Open Europe Blog

Who wears the trousers?

On Friday Le Monde got a big scoop with the news that French President Hollande’s Socialist party had drafted a strongly worded paper criticising Angela Merkel and her focus on austerity, accusing her amongst other things of “selfish intransigence”. It’s not exactly news that all was not well with the ‘Franco-German motor’ but still pretty explosive stuff and we were keenly anticipating what the German response would be. 

However, even taking into account the number of caveats (not an official policy document etc.) this reaction was pretty muted, both in terms of the media and politicians (in contrast the story was still on the front page of Le Figaro today). Most of the main German papers ran the story online, only setting out the basic facts (e.g. HandelsblattSüddeutsche, Tagesspiegel), and noting it represented a struggle between moderates and radicals within the party. However the Welt write-up included a bit of editorial comment:

“As unemployment in France rises ever higher, just like the budget deficit, while President Francois Hollande’s popularity falls ever lower, the breakout attempts of the governing socialists become increasingly desperate.” 

Bild, which normally isn’t shy of stirring up controversy looks to have completely ignored the issue at least online – although it did strike back by reporting on a French comic strip mocking Hollande. FAZ, which can usually be relied upon to come down like a ton of bricks on anything smacking of fiscal irresponsibility, also didn’t give the story that much coverage, although its co-publisher Günther Nonnenmacher had a rather wistful piece in which he claimed that that it was symptomatic of the way Germany was becoming increasingly isolated in Europe.

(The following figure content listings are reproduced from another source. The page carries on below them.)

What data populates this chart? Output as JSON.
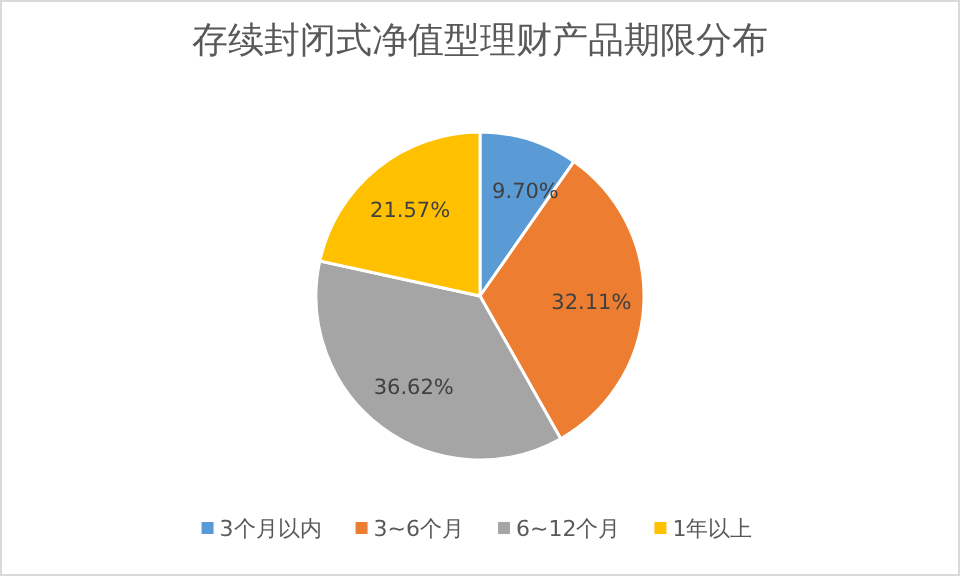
{
  "chart_data": {
    "type": "pie",
    "title": "存续封闭式净值型理财产品期限分布",
    "categories": [
      "3个月以内",
      "3~6个月",
      "6~12个月",
      "1年以上"
    ],
    "values": [
      9.7,
      32.11,
      36.62,
      21.57
    ],
    "colors": [
      "#5b9bd5",
      "#ed7d31",
      "#a5a5a5",
      "#ffc000"
    ],
    "value_labels": [
      "9.70%",
      "32.11%",
      "36.62%",
      "21.57%"
    ],
    "legend": "bottom"
  }
}
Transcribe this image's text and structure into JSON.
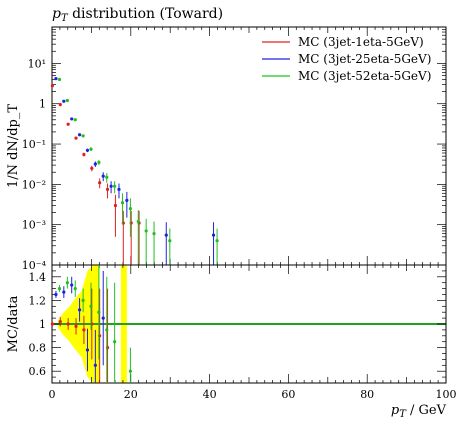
{
  "chart_data": {
    "type": "scatter",
    "title": "p_T distribution (Toward)",
    "title_parts": {
      "italic": "p",
      "sub": "T",
      "rest": " distribution (Toward)"
    },
    "xlabel": "p_T / GeV",
    "xlabel_parts": {
      "italic": "p",
      "sub": "T",
      "rest": " / GeV"
    },
    "ylabel_main": "1/N dN/dp_T",
    "ylabel_ratio": "MC/data",
    "xlim": [
      0,
      100
    ],
    "xticks": [
      0,
      20,
      40,
      60,
      80,
      100
    ],
    "main_panel": {
      "yscale": "log",
      "ylim": [
        0.0001,
        80
      ],
      "yticks": [
        {
          "value": 0.0001,
          "label": "10⁻⁴"
        },
        {
          "value": 0.001,
          "label": "10⁻³"
        },
        {
          "value": 0.01,
          "label": "10⁻²"
        },
        {
          "value": 0.1,
          "label": "10⁻¹"
        },
        {
          "value": 1,
          "label": "1"
        },
        {
          "value": 10,
          "label": "10¹"
        }
      ]
    },
    "ratio_panel": {
      "ylim": [
        0.5,
        1.5
      ],
      "yticks": [
        0.6,
        0.8,
        1.0,
        1.2,
        1.4
      ],
      "reference_line": 1.0,
      "data_band_color": "#ffff00",
      "data_band": [
        {
          "x": 1.5,
          "lo": 0.97,
          "hi": 1.03
        },
        {
          "x": 3.0,
          "lo": 0.9,
          "hi": 1.1
        },
        {
          "x": 4.5,
          "lo": 0.85,
          "hi": 1.15
        },
        {
          "x": 6.0,
          "lo": 0.78,
          "hi": 1.22
        },
        {
          "x": 7.5,
          "lo": 0.72,
          "hi": 1.28
        },
        {
          "x": 9.0,
          "lo": 0.55,
          "hi": 1.45
        },
        {
          "x": 10.5,
          "lo": 0.5,
          "hi": 1.5
        },
        {
          "x": 12.0,
          "lo": 0.5,
          "hi": 1.5
        }
      ],
      "data_band_blocks": [
        {
          "x0": 17.5,
          "x1": 19.0,
          "lo": 0.5,
          "hi": 1.5
        }
      ]
    },
    "series": [
      {
        "name": "MC (3jet-1eta-5GeV)",
        "color": "#e02020",
        "points": [
          {
            "x": 1.0,
            "y": 2.8,
            "err": 0.05
          },
          {
            "x": 3.0,
            "y": 0.95,
            "err": 0.03
          },
          {
            "x": 5.0,
            "y": 0.31,
            "err": 0.02
          },
          {
            "x": 7.0,
            "y": 0.14,
            "err": 0.01
          },
          {
            "x": 9.0,
            "y": 0.055,
            "err": 0.006
          },
          {
            "x": 11.0,
            "y": 0.025,
            "err": 0.004
          },
          {
            "x": 13.0,
            "y": 0.011,
            "err": 0.003
          },
          {
            "x": 15.0,
            "y": 0.0075,
            "err": 0.003
          },
          {
            "x": 17.0,
            "y": 0.003,
            "err": 0.0025
          },
          {
            "x": 19.0,
            "y": 0.0011,
            "err": 0.0011
          },
          {
            "x": 21.0,
            "y": 0.0011,
            "err": 0.0011
          },
          {
            "x": 23.0,
            "y": 0.0011,
            "err": 0.0011
          }
        ],
        "ratio": [
          {
            "x": 1.0,
            "y": 1.0,
            "err": 0.02
          },
          {
            "x": 3.0,
            "y": 1.02,
            "err": 0.04
          },
          {
            "x": 5.0,
            "y": 1.0,
            "err": 0.05
          },
          {
            "x": 7.0,
            "y": 0.98,
            "err": 0.07
          },
          {
            "x": 9.0,
            "y": 0.95,
            "err": 0.12
          },
          {
            "x": 11.0,
            "y": 1.0,
            "err": 0.3
          },
          {
            "x": 13.0,
            "y": 0.9,
            "err": 0.4
          },
          {
            "x": 15.0,
            "y": 0.8,
            "err": 0.5
          }
        ]
      },
      {
        "name": "MC (3jet-25eta-5GeV)",
        "color": "#2020e0",
        "points": [
          {
            "x": 1.0,
            "y": 4.2,
            "err": 0.06
          },
          {
            "x": 3.0,
            "y": 1.15,
            "err": 0.04
          },
          {
            "x": 5.0,
            "y": 0.42,
            "err": 0.02
          },
          {
            "x": 7.0,
            "y": 0.17,
            "err": 0.012
          },
          {
            "x": 9.0,
            "y": 0.07,
            "err": 0.007
          },
          {
            "x": 11.0,
            "y": 0.032,
            "err": 0.005
          },
          {
            "x": 13.0,
            "y": 0.016,
            "err": 0.004
          },
          {
            "x": 15.0,
            "y": 0.009,
            "err": 0.003
          },
          {
            "x": 17.0,
            "y": 0.0075,
            "err": 0.003
          },
          {
            "x": 19.0,
            "y": 0.004,
            "err": 0.0025
          },
          {
            "x": 29.0,
            "y": 0.00055,
            "err": 0.0006
          },
          {
            "x": 41.0,
            "y": 0.00055,
            "err": 0.0006
          }
        ],
        "ratio": [
          {
            "x": 1.0,
            "y": 1.25,
            "err": 0.03
          },
          {
            "x": 3.0,
            "y": 1.27,
            "err": 0.05
          },
          {
            "x": 5.0,
            "y": 1.33,
            "err": 0.07
          },
          {
            "x": 7.0,
            "y": 1.12,
            "err": 0.1
          },
          {
            "x": 9.0,
            "y": 0.78,
            "err": 0.18
          },
          {
            "x": 11.0,
            "y": 0.65,
            "err": 0.3
          },
          {
            "x": 13.0,
            "y": 1.05,
            "err": 0.4
          }
        ]
      },
      {
        "name": "MC (3jet-52eta-5GeV)",
        "color": "#20c020",
        "points": [
          {
            "x": 1.0,
            "y": 4.0,
            "err": 0.06
          },
          {
            "x": 3.0,
            "y": 1.2,
            "err": 0.04
          },
          {
            "x": 5.0,
            "y": 0.4,
            "err": 0.02
          },
          {
            "x": 7.0,
            "y": 0.16,
            "err": 0.012
          },
          {
            "x": 9.0,
            "y": 0.075,
            "err": 0.008
          },
          {
            "x": 11.0,
            "y": 0.035,
            "err": 0.005
          },
          {
            "x": 13.0,
            "y": 0.015,
            "err": 0.004
          },
          {
            "x": 15.0,
            "y": 0.009,
            "err": 0.003
          },
          {
            "x": 17.0,
            "y": 0.0035,
            "err": 0.0025
          },
          {
            "x": 19.0,
            "y": 0.0025,
            "err": 0.002
          },
          {
            "x": 21.0,
            "y": 0.0012,
            "err": 0.0011
          },
          {
            "x": 23.0,
            "y": 0.0007,
            "err": 0.0007
          },
          {
            "x": 25.0,
            "y": 0.0006,
            "err": 0.0006
          },
          {
            "x": 29.0,
            "y": 0.0004,
            "err": 0.0004
          },
          {
            "x": 41.0,
            "y": 0.0004,
            "err": 0.0004
          }
        ],
        "ratio": [
          {
            "x": 1.0,
            "y": 1.3,
            "err": 0.03
          },
          {
            "x": 3.0,
            "y": 1.35,
            "err": 0.05
          },
          {
            "x": 5.0,
            "y": 1.3,
            "err": 0.07
          },
          {
            "x": 7.0,
            "y": 1.2,
            "err": 0.1
          },
          {
            "x": 9.0,
            "y": 1.15,
            "err": 0.2
          },
          {
            "x": 11.0,
            "y": 1.1,
            "err": 0.4
          },
          {
            "x": 13.0,
            "y": 0.95,
            "err": 0.45
          },
          {
            "x": 15.0,
            "y": 0.85,
            "err": 0.5
          },
          {
            "x": 19.0,
            "y": 0.6,
            "err": 0.2
          }
        ]
      }
    ],
    "legend": {
      "position": "top-right"
    },
    "grid": false
  }
}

This was also the tone adopted by two retired SPD politicians who had a guest piece in Süddeutsche in which they argued that:

“There are markers that some German will react [to this foreign criticism] as was standard in the days of the Weimar republic. We may fall into a spiral of snivelling self-indulgence and coming increasingly into conflict with a justified criticism from outside. Instead let us try to understand why others are reacting how they are reacting.”

Likewise the response from politicians was quite muted, with few senior coalition politicians speaking out although the SPD’s former foreign minister Frank-Walter Steinmeier accused Merkel herself of having strained Franco-German relations.

So what does this tell us? Well clearly the German media and politicians are unusually introspective and cautious not to stir a nationalistic argument, but that’s hardly news. More interestingly is the degree of relative indifference.

This speaks volumes about the changing power balance between the two countries.